Type III hypersensitivity is an immune complex disease, where the tissue damage is a result of the inflammation induced by antigen-antibody complexes also called immune complexes. These immune-complexes deposit in blood vessel walls or other tissues and organs inducing complement and leukocyte mediated tissue damage.

PATHOPHYSIOLOGY

One of the numerous ways the body removes antigens from the system is by forming antibodies specifically against the particular antigens. Once formed, antibodies react with the antigens forming antigen-antibody complexes, also called immune complexes. Hence immune complex formation is a normal phenomenon and these complexes are eventually removed by phagocytic cells. The problem arises when these immune complexes are formed in excess. In such cases, factors responsible for removal of immune complexes are overloaded and complexes are not effectively removed. These non-cleared circulating complexes hence circulate in blood for longer durations and begin to deposit in vessel walls and other tissues and organs causing their damage eventually. Though these complexes can be deposited in any tissue or organ, they are known to be frequently deposited in blood vessel walls, basement membrane of kidneys and the synovial membrane of the joints.
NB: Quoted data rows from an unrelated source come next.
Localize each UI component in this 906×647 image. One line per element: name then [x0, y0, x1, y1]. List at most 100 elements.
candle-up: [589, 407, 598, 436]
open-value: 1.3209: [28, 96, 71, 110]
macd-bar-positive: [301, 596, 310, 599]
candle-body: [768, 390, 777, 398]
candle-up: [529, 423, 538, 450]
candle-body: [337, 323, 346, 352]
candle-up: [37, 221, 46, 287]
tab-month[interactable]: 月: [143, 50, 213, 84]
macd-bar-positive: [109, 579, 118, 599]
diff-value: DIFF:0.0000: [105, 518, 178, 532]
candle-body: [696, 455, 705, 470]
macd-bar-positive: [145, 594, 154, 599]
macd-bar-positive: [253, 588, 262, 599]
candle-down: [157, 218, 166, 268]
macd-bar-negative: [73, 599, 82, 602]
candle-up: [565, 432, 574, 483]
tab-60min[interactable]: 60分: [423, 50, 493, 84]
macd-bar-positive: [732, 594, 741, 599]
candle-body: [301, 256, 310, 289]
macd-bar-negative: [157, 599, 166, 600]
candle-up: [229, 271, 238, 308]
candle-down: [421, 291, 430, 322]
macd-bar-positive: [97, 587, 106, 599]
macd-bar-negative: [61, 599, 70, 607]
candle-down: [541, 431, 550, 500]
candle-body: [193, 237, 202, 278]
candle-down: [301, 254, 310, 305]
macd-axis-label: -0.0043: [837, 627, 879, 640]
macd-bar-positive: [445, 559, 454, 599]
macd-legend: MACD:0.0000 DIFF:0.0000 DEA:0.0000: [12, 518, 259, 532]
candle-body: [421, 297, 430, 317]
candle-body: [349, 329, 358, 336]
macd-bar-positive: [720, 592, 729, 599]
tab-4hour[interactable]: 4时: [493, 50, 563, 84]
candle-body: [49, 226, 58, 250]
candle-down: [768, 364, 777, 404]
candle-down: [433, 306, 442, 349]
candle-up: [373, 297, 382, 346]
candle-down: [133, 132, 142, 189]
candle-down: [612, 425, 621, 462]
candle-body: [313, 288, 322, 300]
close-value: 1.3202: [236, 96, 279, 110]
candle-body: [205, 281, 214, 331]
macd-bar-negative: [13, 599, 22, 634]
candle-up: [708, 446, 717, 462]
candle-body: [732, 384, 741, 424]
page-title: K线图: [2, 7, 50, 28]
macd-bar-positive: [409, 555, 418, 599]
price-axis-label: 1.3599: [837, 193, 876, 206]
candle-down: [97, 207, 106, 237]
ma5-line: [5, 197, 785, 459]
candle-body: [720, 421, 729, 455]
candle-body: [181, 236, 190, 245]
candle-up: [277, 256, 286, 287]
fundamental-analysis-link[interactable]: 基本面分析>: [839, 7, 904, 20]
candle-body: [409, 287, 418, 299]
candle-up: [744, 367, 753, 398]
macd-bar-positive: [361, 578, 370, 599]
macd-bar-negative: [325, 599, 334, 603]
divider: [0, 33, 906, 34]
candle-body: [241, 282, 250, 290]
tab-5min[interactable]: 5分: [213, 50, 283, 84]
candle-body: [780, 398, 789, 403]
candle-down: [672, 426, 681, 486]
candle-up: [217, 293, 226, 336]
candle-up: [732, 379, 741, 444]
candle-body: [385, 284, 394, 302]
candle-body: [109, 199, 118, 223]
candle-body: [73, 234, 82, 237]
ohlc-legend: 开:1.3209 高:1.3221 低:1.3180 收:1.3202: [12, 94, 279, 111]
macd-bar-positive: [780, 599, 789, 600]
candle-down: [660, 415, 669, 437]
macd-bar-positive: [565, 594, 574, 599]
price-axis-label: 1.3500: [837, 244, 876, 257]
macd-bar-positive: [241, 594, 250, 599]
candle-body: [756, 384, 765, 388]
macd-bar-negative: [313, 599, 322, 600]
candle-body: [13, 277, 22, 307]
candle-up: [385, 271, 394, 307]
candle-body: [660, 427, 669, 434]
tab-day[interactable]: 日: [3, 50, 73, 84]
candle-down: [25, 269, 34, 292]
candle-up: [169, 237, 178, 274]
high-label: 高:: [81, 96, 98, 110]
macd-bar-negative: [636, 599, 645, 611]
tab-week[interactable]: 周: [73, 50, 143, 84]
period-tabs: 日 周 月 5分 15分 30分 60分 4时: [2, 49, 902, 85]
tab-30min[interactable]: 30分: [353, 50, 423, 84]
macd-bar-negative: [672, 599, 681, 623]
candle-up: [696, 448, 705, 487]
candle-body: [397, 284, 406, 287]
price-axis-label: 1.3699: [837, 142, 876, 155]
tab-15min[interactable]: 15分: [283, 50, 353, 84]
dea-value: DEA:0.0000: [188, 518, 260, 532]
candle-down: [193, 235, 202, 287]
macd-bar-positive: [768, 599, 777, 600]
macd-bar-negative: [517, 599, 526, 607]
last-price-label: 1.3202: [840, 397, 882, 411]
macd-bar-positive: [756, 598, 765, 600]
The antigens in Type III hypersensitivity could possibly arise from three sources.

1. Microbial antigens from a chronic or persistent microbial infection like leprosy or viral hepatitis could lead to excessive immune complex formation.

2. In autoimmune diseases like systemic lupus erythematosus, self-reactive immune cells recognize the body’s own nuclear antigens (DNA, RNA, histones) as foreign and produce auto-antibodies against these antigens, forming immune complexes.

3. Farmer’s lung, a form of allergic alveolitis occurs due to prolonged or repeated inhalation of actinomycetes in moldy hay, causing immune complex mediated damage to the lungs.

So, how do immune complexes damage tissues?

Immune complex mediated tissue damage begins when complement proteins are activated by circulating complexes. Complement proteins are a bunch of nine proteins, C1 – C9, which when activated, trigger a cascade of enzymatic reactions. This is triggered when complement protein C1 attaches to the antibody (a subclass of IgG) of the immune complex. During the enzymatic cascade of reactions, certain complement proteins like C3, C4 and C5 are cleaved or split. The cleaved or split proteins C3a, C4a and C5a, called anaphylatoxins stimulate mast cells to degranulate and release histamine. Histamine increases vascular permeability, which further helps immune complexes to deposit and attach to the basement membrane of the blood vessels. Complement cleaved products C3a and C5a are also chemotactic factors, which help attract neutrophils to the site. Once in the site, the neutrophils try to phagocytize immune complexes but are impeded due to the complexes being attached to the blood vessel wall. The neutrophils however in the process, release a bunch of lytic enzymes and free radicals causing tissue necrosis and inflammation. Also the neutrophils produce a bunch of inflammatory mediators which help in recruiting more leukocytes, thereby amplifying damage. In addition to the damage, complement can also stimulate platelet aggregation, and subsequent stimulation of clotting factors resulting in formation of thrombi!    

REFERENCES

Kindt TJ, Goldsby RA, Osborne BA, Kuby J.  Kuby immunology. 6th ed. New York: W.H. Freeman; 2007.

Male D, Brostoff J,Roth DB, Roitt Ivan. Immunology. 7th ed.Mosby Elsevier;2006.

Abbas AK, Litchman AH, Pillai S. Cellular and Molecular Immunology. 8th ed. Saunders; 2015.

Kumar V, Abbas AK, Fausto N, Aster JC. Robbins and Cotran – Pathologic Basis of Disease. 8th ed. Saunders Elsevier; 2010.